Eventually I realized that I have 4 RAM sticks, but I bought them in 2 orders. One from Amazon, the other from NewEgg a couple months later when I decided to 2x my memory. Later I found while they're of the same brand, same model and same spec - I'd expect everything identical - they're not of the same manufacturer:

  1. 2 sticks from 1 order are made by SK Hynix
  2. 2 sticks from another order are made by Micron Technology

They also have different firmware versions printed on the surface of the stick.

So, when I had the first 2 sticks, I followed the instruction to put them in the 2nd and 4th slots.
However, when I got the other 2 sticks later, I simply put them in the 2 empty slots.

Then I finally read that it's best to put the sticks from the same manufacturer in the same channel.

So, that got me to rearrange the order, basically 2 sticks from 1 order in slot 1 and 2, then the other 2 sticks from the other order in slot 3, and 4.

I have not got any BSOD so far for 15 days. And so far, Windows has been up for 9 days since last boot.

I hope the issue has been addressed, but I'll probably draw the conclusion if by the end of this month/year I still have no BSOD.

I disabled Windows Update to avoid a reboot this month/year; also, I'm recording what software I installed/updated on which day and give it few days before installing/updating something else, just to keep track in case that helps. 
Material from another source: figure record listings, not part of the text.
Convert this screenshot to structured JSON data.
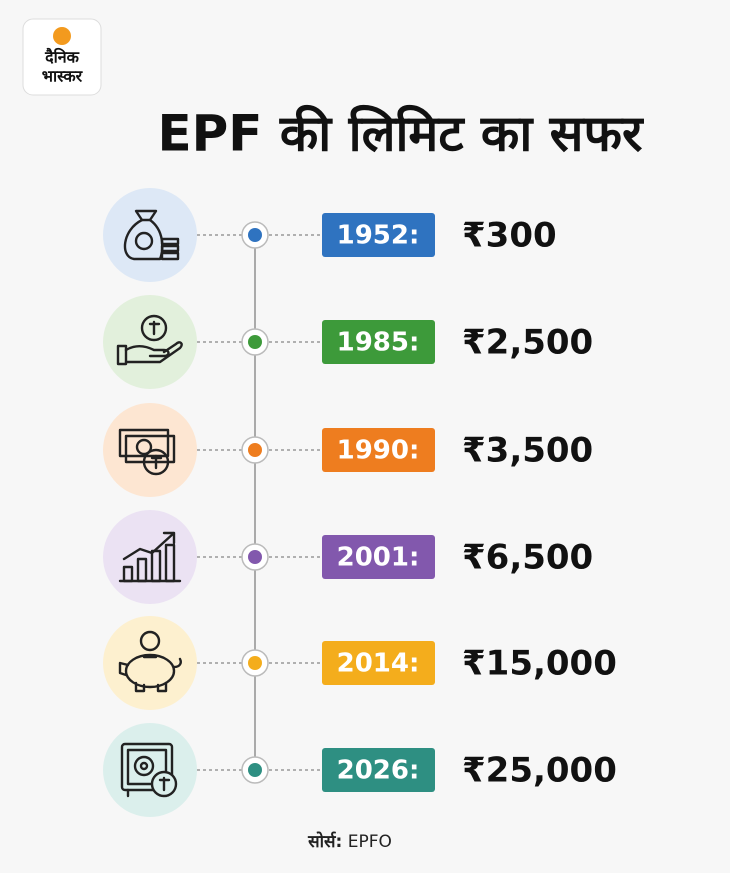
{
  "logo": {
    "line1": "दैनिक",
    "line2": "भास्कर"
  },
  "title": "EPF  की लिमिट का सफर",
  "timeline": [
    {
      "year": "1952:",
      "amount": "₹300",
      "color": "#2f73c0",
      "icon_bg": "#dde8f6"
    },
    {
      "year": "1985:",
      "amount": "₹2,500",
      "color": "#3d9a3a",
      "icon_bg": "#e2f0dc"
    },
    {
      "year": "1990:",
      "amount": "₹3,500",
      "color": "#ee7d1f",
      "icon_bg": "#fde6d2"
    },
    {
      "year": "2001:",
      "amount": "₹6,500",
      "color": "#8258ad",
      "icon_bg": "#ebe2f3"
    },
    {
      "year": "2014:",
      "amount": "₹15,000",
      "color": "#f4ad1c",
      "icon_bg": "#fdf0cf"
    },
    {
      "year": "2026:",
      "amount": "₹25,000",
      "color": "#2e8f82",
      "icon_bg": "#dbefec"
    }
  ],
  "source": {
    "label": "सोर्स:",
    "value": "EPFO"
  }
}
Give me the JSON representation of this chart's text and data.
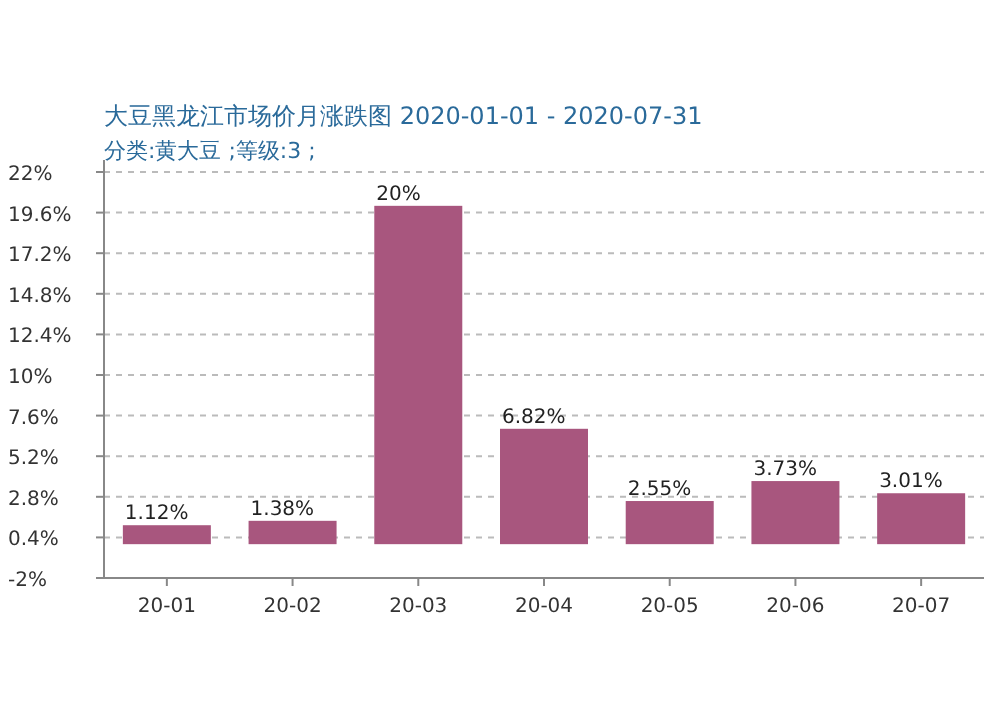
{
  "chart_data": {
    "type": "bar",
    "title": "大豆黑龙江市场价月涨跌图  2020-01-01 - 2020-07-31",
    "subtitle": "分类:黄大豆 ;等级:3 ;",
    "categories": [
      "20-01",
      "20-02",
      "20-03",
      "20-04",
      "20-05",
      "20-06",
      "20-07"
    ],
    "values": [
      1.12,
      1.38,
      20,
      6.82,
      2.55,
      3.73,
      3.01
    ],
    "value_labels": [
      "1.12%",
      "1.38%",
      "20%",
      "6.82%",
      "2.55%",
      "3.73%",
      "3.01%"
    ],
    "color": "#a8567e",
    "ylim": [
      -2,
      22
    ],
    "yticks": [
      {
        "value": -2,
        "label": "-2%"
      },
      {
        "value": 0.4,
        "label": "0.4%"
      },
      {
        "value": 2.8,
        "label": "2.8%"
      },
      {
        "value": 5.2,
        "label": "5.2%"
      },
      {
        "value": 7.6,
        "label": "7.6%"
      },
      {
        "value": 10,
        "label": "10%"
      },
      {
        "value": 12.4,
        "label": "12.4%"
      },
      {
        "value": 14.8,
        "label": "14.8%"
      },
      {
        "value": 17.2,
        "label": "17.2%"
      },
      {
        "value": 19.6,
        "label": "19.6%"
      },
      {
        "value": 22,
        "label": "22%"
      }
    ],
    "grid": "y"
  }
}
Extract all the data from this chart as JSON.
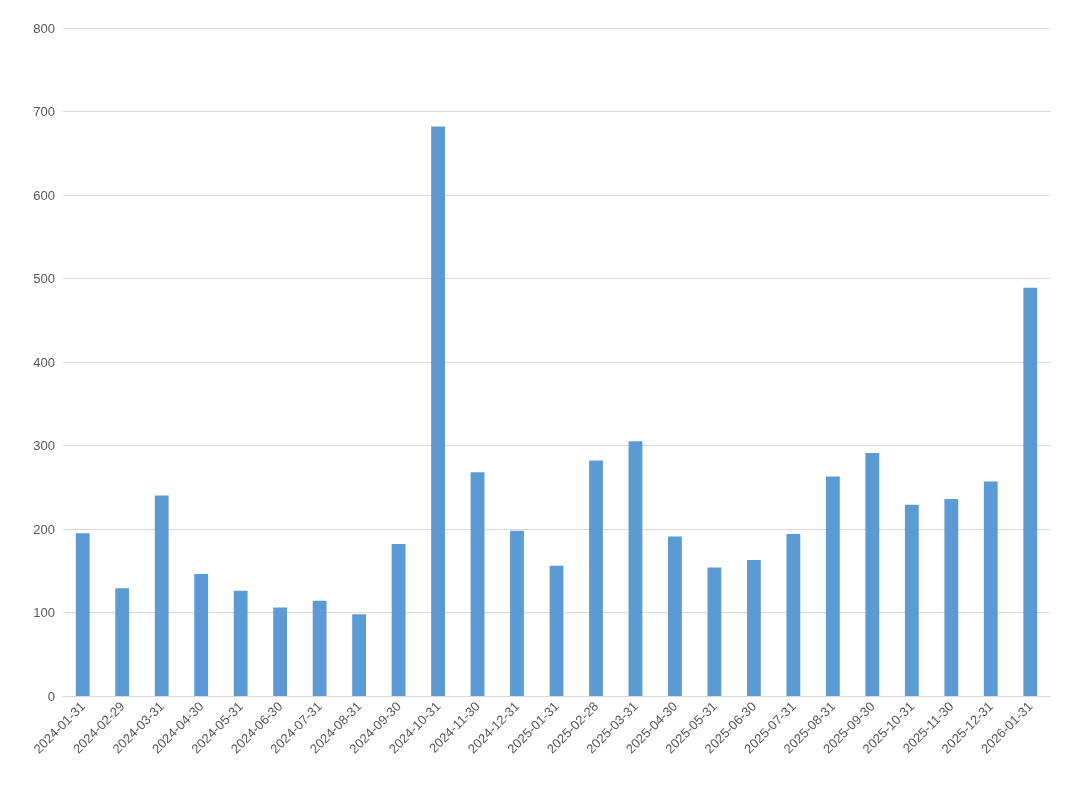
{
  "chart_data": {
    "type": "bar",
    "categories": [
      "2024-01-31",
      "2024-02-29",
      "2024-03-31",
      "2024-04-30",
      "2024-05-31",
      "2024-06-30",
      "2024-07-31",
      "2024-08-31",
      "2024-09-30",
      "2024-10-31",
      "2024-11-30",
      "2024-12-31",
      "2025-01-31",
      "2025-02-28",
      "2025-03-31",
      "2025-04-30",
      "2025-05-31",
      "2025-06-30",
      "2025-07-31",
      "2025-08-31",
      "2025-09-30",
      "2025-10-31",
      "2025-11-30",
      "2025-12-31",
      "2026-01-31"
    ],
    "values": [
      195,
      129,
      240,
      146,
      126,
      106,
      114,
      98,
      182,
      682,
      268,
      198,
      156,
      282,
      305,
      191,
      154,
      163,
      194,
      263,
      291,
      229,
      236,
      257,
      489
    ],
    "color": "#5b9bd5",
    "ylim": [
      0,
      800
    ],
    "yticks": [
      0,
      100,
      200,
      300,
      400,
      500,
      600,
      700,
      800
    ],
    "grid": "y"
  }
}
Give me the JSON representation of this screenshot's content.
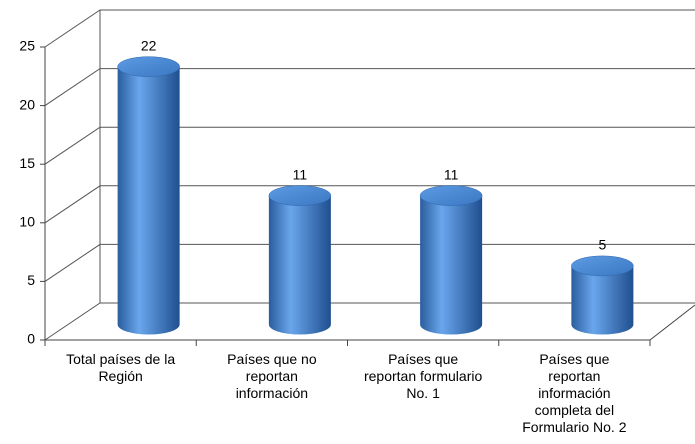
{
  "chart_data": {
    "type": "cylinder",
    "categories": [
      "Total países de la\nRegión",
      "Países que no\nreportan\ninformación",
      "Países que\nreportan formulario\nNo. 1",
      "Países que\nreportan\ninformación\ncompleta del\nFormulario No. 2"
    ],
    "values": [
      22,
      11,
      11,
      5
    ],
    "color": "#4a8ad8",
    "ylim": [
      0,
      25
    ],
    "yticks": [
      0,
      5,
      10,
      15,
      20,
      25
    ],
    "grid": true
  }
}
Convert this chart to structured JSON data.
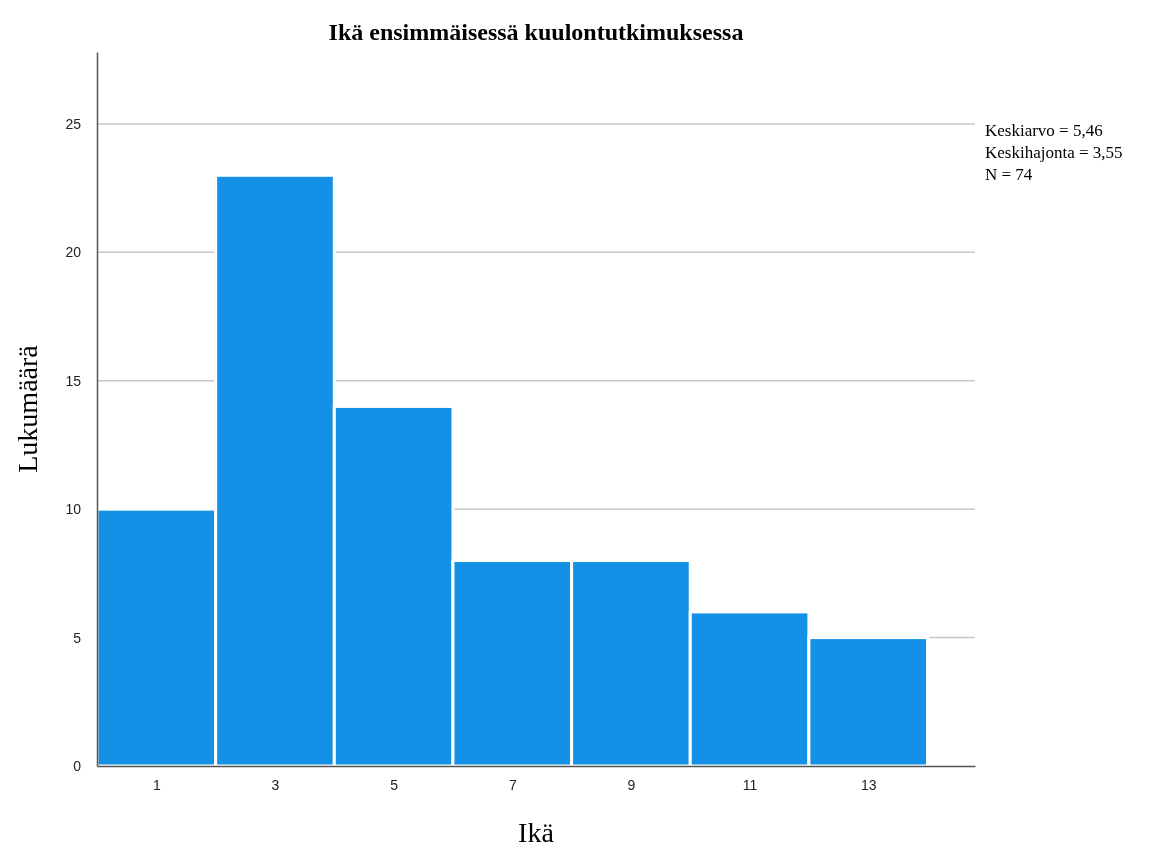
{
  "chart_data": {
    "type": "histogram",
    "title": "Ikä ensimmäisessä kuulontutkimuksessa",
    "xlabel": "Ikä",
    "ylabel": "Lukumäärä",
    "bins": [
      0,
      2,
      4,
      6,
      8,
      10,
      12,
      14
    ],
    "values": [
      10,
      23,
      14,
      8,
      8,
      6,
      5
    ],
    "color": "#1491e6",
    "xlim": [
      0,
      14.8
    ],
    "xticks": [
      1,
      3,
      5,
      7,
      9,
      11,
      13
    ],
    "ylim": [
      0,
      27.8
    ],
    "yticks": [
      0,
      5,
      10,
      15,
      20,
      25
    ],
    "grid": "y",
    "annotations": [
      "Keskiarvo = 5,46",
      "Keskihajonta = 3,55",
      "N = 74"
    ]
  }
}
I want to thank you both @elstaci and @Deemon69 for your help! I'll give another update later this month.

0 Likes

It is best if you are going to add RAM to purchase a RAM kit with the desired amount of RAM Sticks that you need to prevent incompatibility issues.

Especially if they are from different RAM Manufacturers. I bet if you just use 2 sticks from the same manufacturer you won't have any more issues.

But good troubleshooting in finding out that your RAM sticks are not the same.